Why can Box<T> move the ownership of the inner data?

struct Data{
    i:i32
 }
 struct Wapper{
    data:Data
 }
 fn main(){
    let ptr = Box::new(Wapper{data:Data{i:10}});
    let d = ptr.data;  // #1 ok move the ownership
    let ptr1 = Box::new(Wapper{data:Data{i:10}});
    let d = (*ptr1).data;  // #2 ok move the ownership
    let mut ptr2 = Box::new(Wapper{data:Data{i:10}});
    let d = ptr2.deref_mut().data;  // #3 error
 }

Either #1 or #2 is ok, and they can move the ownership of the inner data data. #3 should have the same meaning as that of #2, that is, *ptr1 is equivalent to ptr2.deref_mut(), however, #3 is an error.
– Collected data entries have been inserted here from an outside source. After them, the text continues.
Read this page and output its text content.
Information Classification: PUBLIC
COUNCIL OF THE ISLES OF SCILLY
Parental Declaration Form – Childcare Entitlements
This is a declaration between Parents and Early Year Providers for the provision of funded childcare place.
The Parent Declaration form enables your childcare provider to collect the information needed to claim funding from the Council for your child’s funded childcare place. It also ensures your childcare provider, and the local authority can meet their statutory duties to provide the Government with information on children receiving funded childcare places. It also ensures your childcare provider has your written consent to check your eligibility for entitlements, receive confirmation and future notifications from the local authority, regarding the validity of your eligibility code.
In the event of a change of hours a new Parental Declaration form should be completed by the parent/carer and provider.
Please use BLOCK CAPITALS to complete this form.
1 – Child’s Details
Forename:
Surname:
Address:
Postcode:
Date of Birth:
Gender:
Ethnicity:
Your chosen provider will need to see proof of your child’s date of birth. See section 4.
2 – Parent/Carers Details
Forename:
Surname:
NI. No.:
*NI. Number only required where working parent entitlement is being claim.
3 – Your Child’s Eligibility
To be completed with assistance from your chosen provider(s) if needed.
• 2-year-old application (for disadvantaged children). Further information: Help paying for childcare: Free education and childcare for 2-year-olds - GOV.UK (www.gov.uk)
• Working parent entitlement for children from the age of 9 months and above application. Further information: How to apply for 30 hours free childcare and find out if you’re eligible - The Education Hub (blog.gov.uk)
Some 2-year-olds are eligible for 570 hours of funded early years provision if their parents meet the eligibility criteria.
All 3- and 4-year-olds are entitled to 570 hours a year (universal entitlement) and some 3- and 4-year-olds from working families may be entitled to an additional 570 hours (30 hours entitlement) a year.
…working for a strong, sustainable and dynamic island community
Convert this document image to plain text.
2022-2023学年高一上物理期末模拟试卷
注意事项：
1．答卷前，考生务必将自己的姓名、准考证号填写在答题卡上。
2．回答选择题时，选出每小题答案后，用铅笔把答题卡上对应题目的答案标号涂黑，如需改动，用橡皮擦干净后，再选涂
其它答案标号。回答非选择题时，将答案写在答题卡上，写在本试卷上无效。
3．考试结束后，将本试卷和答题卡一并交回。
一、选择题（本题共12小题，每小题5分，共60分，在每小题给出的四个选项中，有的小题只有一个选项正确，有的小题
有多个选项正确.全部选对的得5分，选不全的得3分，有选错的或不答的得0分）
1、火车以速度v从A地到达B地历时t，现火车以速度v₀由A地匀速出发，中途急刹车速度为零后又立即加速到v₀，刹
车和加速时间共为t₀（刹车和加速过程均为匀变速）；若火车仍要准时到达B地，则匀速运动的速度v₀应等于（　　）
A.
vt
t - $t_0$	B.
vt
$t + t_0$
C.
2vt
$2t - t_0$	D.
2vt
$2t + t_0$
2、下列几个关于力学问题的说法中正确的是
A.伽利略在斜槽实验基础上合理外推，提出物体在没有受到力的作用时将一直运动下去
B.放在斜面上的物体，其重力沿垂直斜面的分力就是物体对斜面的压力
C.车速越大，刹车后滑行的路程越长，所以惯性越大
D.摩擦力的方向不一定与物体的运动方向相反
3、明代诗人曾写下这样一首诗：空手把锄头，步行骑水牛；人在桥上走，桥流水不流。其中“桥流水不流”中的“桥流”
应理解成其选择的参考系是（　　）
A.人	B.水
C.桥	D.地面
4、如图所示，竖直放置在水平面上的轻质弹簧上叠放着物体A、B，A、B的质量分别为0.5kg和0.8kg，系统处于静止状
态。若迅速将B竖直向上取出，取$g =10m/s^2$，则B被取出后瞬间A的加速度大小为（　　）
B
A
For me, there are two issues here.

issue 1:

why does the Box can move the ownership of the inner data?

issue2:

Either #1, #2, or #3, they seem to have the same effect that they can access the inner data since they have implemented the DerefMut trait such that they have the same effect as if they were the reference of Wrapper. Why can two former cases move the ownership but the last one cannot?

Common sense is that any borrowing cannot move the ownership even though it is a mutable borrowing. I don't know what's the magic of the Box such that it can move the ownership of the inner data.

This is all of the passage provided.